Tersangka melakukan pencurian dengan kekerasan karena faktor ekonomi. Tersangka memilih korban yang rentan (dalam hal ini adalah anak kecil), kemudian para tersangka menghampiri dan merebut handphone milik korban secara paksa, sehingga korban
yang mempertahankan handphonenya jatuh dan tersungkur dari sepeda miliknya.
“Setelah mengambil handphone tersebut,
para tersangka melarikan diri ke arah Desa Parung, Kec. Parung, Kab. Bogor, dalam pelariannya para tersangka sempat menggadaikan handphone milik tersangka di sebuah warung di pinggir jalan dengan 2 liter bensin yang digunakan untuk melanjutkan pelarian,” papar Kombes Wira.
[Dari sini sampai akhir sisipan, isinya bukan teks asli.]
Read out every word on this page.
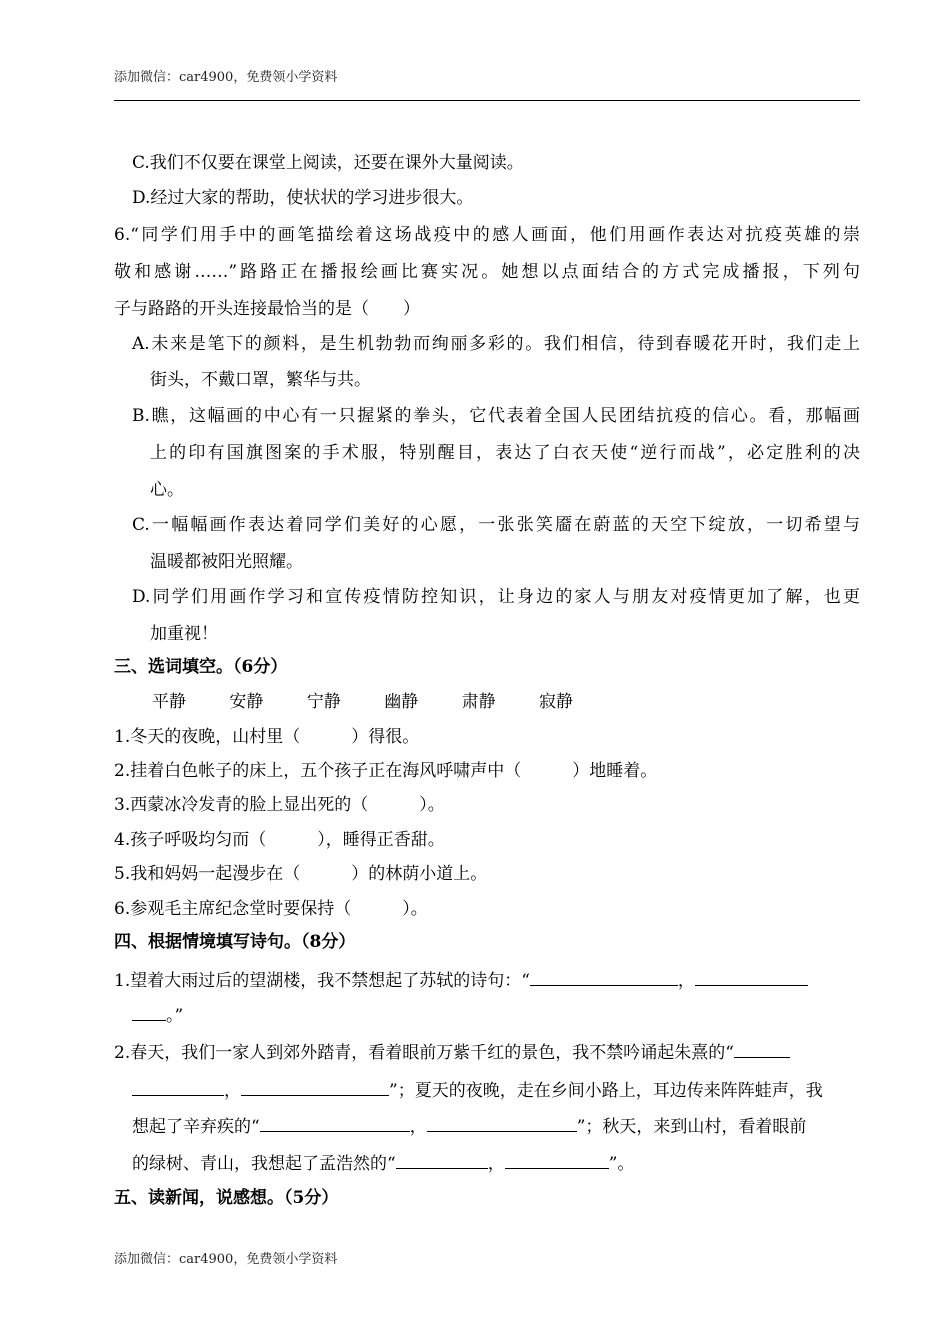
添加微信：car4900，免费领小学资料
C.我们不仅要在课堂上阅读，还要在课外大量阅读。
D.经过大家的帮助，使状状的学习进步很大。
6.“同学们用手中的画笔描绘着这场战疫中的感人画面，他们用画作表达对抗疫英雄的崇
敬和感谢……”路路正在播报绘画比赛实况。她想以点面结合的方式完成播报，下列句
子与路路的开头连接最恰当的是（　　）
A.未来是笔下的颜料，是生机勃勃而绚丽多彩的。我们相信，待到春暖花开时，我们走上
街头，不戴口罩，繁华与共。
B.瞧，这幅画的中心有一只握紧的拳头，它代表着全国人民团结抗疫的信心。看，那幅画
上的印有国旗图案的手术服，特别醒目，表达了白衣天使“逆行而战”，必定胜利的决
心。
C.一幅幅画作表达着同学们美好的心愿，一张张笑靥在蔚蓝的天空下绽放，一切希望与
温暖都被阳光照耀。
D.同学们用画作学习和宣传疫情防控知识，让身边的家人与朋友对疫情更加了解，也更
加重视！
三、选词填空。（6分）
平静	安静	宁静	幽静	肃静	寂静
1.冬天的夜晚，山村里（　　　）得很。
2.挂着白色帐子的床上，五个孩子正在海风呼啸声中（　　　）地睡着。
3.西蒙冰冷发青的脸上显出死的（　　　）。
4.孩子呼吸均匀而（　　　），睡得正香甜。
5.我和妈妈一起漫步在（　　　）的林荫小道上。
6.参观毛主席纪念堂时要保持（　　　）。
四、根据情境填写诗句。（8分）
1.望着大雨过后的望湖楼，我不禁想起了苏轼的诗句：“	，
。”
2.春天，我们一家人到郊外踏青，看着眼前万紫千红的景色，我不禁吟诵起朱熹的“
，	”；夏天的夜晚，走在乡间小路上，耳边传来阵阵蛙声，我
想起了辛弃疾的“	，	”；秋天，来到山村，看着眼前
的绿树、青山，我想起了孟浩然的“	，	”。
五、读新闻，说感想。（5分）
添加微信：car4900，免费领小学资料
Polisi pada Rabu 5 Februari 2025 menangkap pelaku MVH alias B yang sempat melarikan diri ke sebuah Kebun di dekat rumahnya yang beralamat di Kampung Gedong, Gang Karet, Nomor 10, RT. 003, RW. 019, Kel. Kemiri Muka, Kec. Beji, Kota Depok, Jawa Barat. Setelah dilakukan pengembangan Tim berhasil
mengamankan pelaku lainnya yakni FH alias KK di rumahnya yang beralamat di Jalan H. M. Tohir, RT. 002, RW. 002, Kel. Pondok Cina, Kec. Beji, Kota Depok, Jawa Barat.